It’s a good thing February is the shortest month, because except for the bright reds you see around Valentine’s Day, it’s one of our least colorful months. By mid-January, I’m already nostalgic for the holiday season. For a few weeks every year, everything becomes colorful in America again. I drive around and see beautiful green foliage in living rooms and on doors, long after the leaves have fallen. Multi colored holiday strings of lights add to the red candy canes that illuminate our city streets.
Then, just after the New Year, we take all those lights down and return to our monochromatic colored world that somehow our country has become. I wonder, where have all the saturated colors in our world gone? Las Vegas, perhaps?
Worlds Apart
I remember the first time I crossed the Iron Curtain and went into communist East Germany in the early 1980’s. It was like entering another dimension. All the cars seemed to have similar box shapes, and they were all drab colors. I remember seeing one automobile that actually had color, and that was a putrid olive drab hue probably devised by mixing a lot of leftover remnants of paint into one bucket. The buildings all looked gray or brown; weathered with no sheen to any granite, no polish to any bronze. When I returned west, I felt much more positive about my surroundings.

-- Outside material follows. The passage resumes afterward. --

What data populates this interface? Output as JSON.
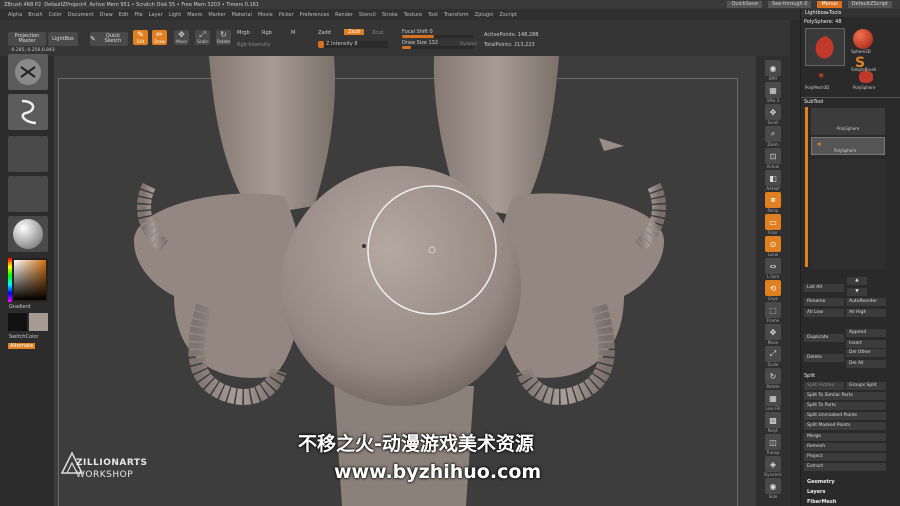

All one must do is take a drive around their town and look for color. Every neighborhood used to have a bright red firehouse. Mine’s now a metallic white with a lone red door. The only store I see that is affiliated with a certain color is Target. That red logo is like a beacon. I think a lot of stores shy away from yellow. Perhaps it’s the fear that McDonalds has such a monopoly on that particular hue.
Every neighborhood used to have at least one crazy person who painted their house purple or shocking pink. We would smile and shake our heads as we drove by. I don’t have any of them near my residence now. We keep to the same boring gray, tan and white hues. Occasionally somebody may come up with a lavender hue, but then people on their block will talk. It won’t last.
Color Spotting
Get on the freeway and play a game. See how many saturated colored cars you see per 100 vehicles. Something I tried twice this week. I got one or two percent. And out of that amount, most of them were red. What happened to the canary yellow Camaros or those orange cars like the Dukes of Hazzard drove? I look for blue cars and I see an occasional dark blue metallic hue. No bold navy blue models. Most hurtful of all to me is the lack of a good green color on any vehicle other than a John Deere tractor.
I went online to search for a new car. By color. It seems they make 99 percent of all cars in four colors now. White, silver, black or charcoal. They are phasing out brown and tan for some unknown reason. I’m looking by color. I see SUVs are my best bet for any bright colors. In fact, I see a Cadillac Esplanade in a dark green metallic color that is to die for. But I live in a city, I can’t park this yacht. BMW and Audi get credit for providing the coolest red and blue shades. They even offer to make you a custom green painted model. I won’t guess the cost of that as the other models are already out of my league. I am piqued by this Hyundai Santa Fe I see in a Chrome Burnt Orange color.
I drive down to the section of town where all the new car lots line up. I slowly traverse the lots. Literally none of the cars on any lot are the colors I could choose online. I’m guessing everyone wants to be like their neighbor and pick from the aforementioned four colors. I certainly live in white bread America. I walk into the Hyundai dealer. We drive a car. I agree on a trade-in price. I list the extras I require and we cut a deal. All is good until I ask him when he can get me the Chrome Burnt Orange model. Everything grinds to a halt. I point to the model option online and say, “I want this. For the agreed price…I can wait.”
That was several weeks ago, and I am still driving my silver ride around. Apparently, someone has to drive my new car here. Californians appreciate the color more than Minnesotans. Now with everything covered in snow, that could take a while. Glad I have some bright lights to color my day.